Skip to content

Shadow Octopus

shadow-octopus is the write-side collector in the Shadow data stack.

It acquires data from configured sources, writes source-local raw records and object manifests, downloads raw objects, and records operational state in a local SQLite database.

It does not provide a public API. Query, search, document lookup, and serving belong to shadow-lighthouse.

What It Owns

Octopus owns acquisition and persistence:

  • source adapters
  • polite crawling and request pacing
  • source checkpoints
  • raw record append
  • object manifest append
  • object download queue and retry state
  • source-local run records
  • scheduler task execution

Octopus does not own:

  • full-text search
  • canonical read models
  • document serving
  • user-facing HTTP APIs
  • cross-source query semantics

Data Flow

source website/API/feed
  -> shadow-octopus source adapter
  -> octopus/<source>/records/month=YYYY-MM/detail.jsonl
  -> octopus/<source>/manifests/objects.jsonl
  -> octopus/<source>/objects/sha256/...
  -> shadow-lighthouse ingest
  -> lighthouse/<source>/indexes/*.sqlite

Octopus stops at the raw contract.
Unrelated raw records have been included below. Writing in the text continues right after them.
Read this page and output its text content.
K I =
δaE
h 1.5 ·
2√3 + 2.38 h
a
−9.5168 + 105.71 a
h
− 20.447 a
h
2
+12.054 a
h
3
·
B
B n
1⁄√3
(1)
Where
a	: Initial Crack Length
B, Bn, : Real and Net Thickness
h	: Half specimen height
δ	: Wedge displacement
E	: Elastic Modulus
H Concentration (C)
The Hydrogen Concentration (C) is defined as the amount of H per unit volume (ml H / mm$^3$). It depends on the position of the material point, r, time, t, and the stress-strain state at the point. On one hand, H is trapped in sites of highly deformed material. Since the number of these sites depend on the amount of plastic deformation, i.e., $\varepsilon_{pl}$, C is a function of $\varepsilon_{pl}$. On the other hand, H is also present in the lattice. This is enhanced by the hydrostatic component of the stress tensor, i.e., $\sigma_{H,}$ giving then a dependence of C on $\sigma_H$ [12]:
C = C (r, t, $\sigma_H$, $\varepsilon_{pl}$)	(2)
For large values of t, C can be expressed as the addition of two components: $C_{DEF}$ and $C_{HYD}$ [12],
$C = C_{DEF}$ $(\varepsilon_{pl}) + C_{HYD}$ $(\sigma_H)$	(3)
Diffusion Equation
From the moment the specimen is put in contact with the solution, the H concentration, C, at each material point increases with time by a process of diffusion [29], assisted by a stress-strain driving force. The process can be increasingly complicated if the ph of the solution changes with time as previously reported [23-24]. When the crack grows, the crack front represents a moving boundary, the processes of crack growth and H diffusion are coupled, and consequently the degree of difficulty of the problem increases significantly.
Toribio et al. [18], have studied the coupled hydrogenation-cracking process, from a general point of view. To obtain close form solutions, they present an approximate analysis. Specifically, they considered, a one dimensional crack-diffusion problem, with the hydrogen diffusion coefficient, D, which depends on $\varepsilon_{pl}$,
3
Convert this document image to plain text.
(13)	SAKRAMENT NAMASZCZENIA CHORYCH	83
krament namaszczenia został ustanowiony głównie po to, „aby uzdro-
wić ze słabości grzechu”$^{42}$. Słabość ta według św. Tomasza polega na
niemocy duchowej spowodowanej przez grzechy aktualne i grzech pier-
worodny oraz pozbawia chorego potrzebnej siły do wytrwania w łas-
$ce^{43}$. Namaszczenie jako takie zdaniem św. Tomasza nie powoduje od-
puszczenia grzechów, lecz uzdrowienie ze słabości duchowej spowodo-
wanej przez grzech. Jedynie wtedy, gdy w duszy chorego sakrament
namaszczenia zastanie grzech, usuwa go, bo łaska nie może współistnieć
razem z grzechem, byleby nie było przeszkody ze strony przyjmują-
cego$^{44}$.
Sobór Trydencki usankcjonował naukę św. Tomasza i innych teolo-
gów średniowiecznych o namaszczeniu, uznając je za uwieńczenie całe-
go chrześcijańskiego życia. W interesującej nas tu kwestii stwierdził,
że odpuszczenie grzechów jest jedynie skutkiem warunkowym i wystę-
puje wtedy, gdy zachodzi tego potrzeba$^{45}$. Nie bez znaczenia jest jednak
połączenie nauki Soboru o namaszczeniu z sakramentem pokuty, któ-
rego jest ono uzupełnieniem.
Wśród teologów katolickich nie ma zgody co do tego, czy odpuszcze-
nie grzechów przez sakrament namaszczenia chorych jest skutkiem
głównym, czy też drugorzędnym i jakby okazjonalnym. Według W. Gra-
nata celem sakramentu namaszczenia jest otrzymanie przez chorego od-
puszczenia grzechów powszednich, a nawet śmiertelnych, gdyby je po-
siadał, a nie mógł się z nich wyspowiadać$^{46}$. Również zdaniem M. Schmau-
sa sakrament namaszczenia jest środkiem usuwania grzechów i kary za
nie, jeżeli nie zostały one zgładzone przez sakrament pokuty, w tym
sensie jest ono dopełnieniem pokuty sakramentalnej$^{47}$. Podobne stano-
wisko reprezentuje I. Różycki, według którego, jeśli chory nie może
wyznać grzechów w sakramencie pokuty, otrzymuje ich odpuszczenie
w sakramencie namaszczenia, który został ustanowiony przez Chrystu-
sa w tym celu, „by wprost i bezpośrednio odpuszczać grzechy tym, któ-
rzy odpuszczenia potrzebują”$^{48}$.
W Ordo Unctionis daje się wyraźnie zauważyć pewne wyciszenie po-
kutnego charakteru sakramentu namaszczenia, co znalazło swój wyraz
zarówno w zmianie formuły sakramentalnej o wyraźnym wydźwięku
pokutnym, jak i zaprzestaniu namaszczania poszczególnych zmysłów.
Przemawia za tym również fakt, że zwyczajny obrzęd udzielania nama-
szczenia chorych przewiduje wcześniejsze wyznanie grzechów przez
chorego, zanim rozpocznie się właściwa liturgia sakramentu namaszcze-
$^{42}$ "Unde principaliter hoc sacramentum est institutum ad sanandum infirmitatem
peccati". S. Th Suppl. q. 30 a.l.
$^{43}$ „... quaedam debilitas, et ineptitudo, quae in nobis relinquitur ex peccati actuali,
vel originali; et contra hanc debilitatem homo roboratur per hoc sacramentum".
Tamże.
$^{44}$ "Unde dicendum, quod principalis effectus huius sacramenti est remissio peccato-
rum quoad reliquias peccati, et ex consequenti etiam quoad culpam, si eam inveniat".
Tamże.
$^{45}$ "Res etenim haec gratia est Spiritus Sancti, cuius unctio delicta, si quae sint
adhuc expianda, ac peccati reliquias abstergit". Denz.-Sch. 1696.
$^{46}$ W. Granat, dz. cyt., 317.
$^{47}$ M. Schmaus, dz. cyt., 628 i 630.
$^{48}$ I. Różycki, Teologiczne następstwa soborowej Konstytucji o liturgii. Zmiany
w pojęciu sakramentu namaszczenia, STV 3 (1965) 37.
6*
Lighthouse reads that contract and builds the read side.

Local Workspace

data/octopus/
  <source_name>/
    state.db
    runs/
    records/
      month=YYYY-MM/
        detail.jsonl
    manifests/
      objects.jsonl
      objects-resolved.jsonl
      objects-failed.jsonl
    objects/
      sha256/

Source definitions live under:

sources/*.toml

config.example.toml only defines global defaults and the source directory:

data_root = "data/octopus"
sources_dir = "sources"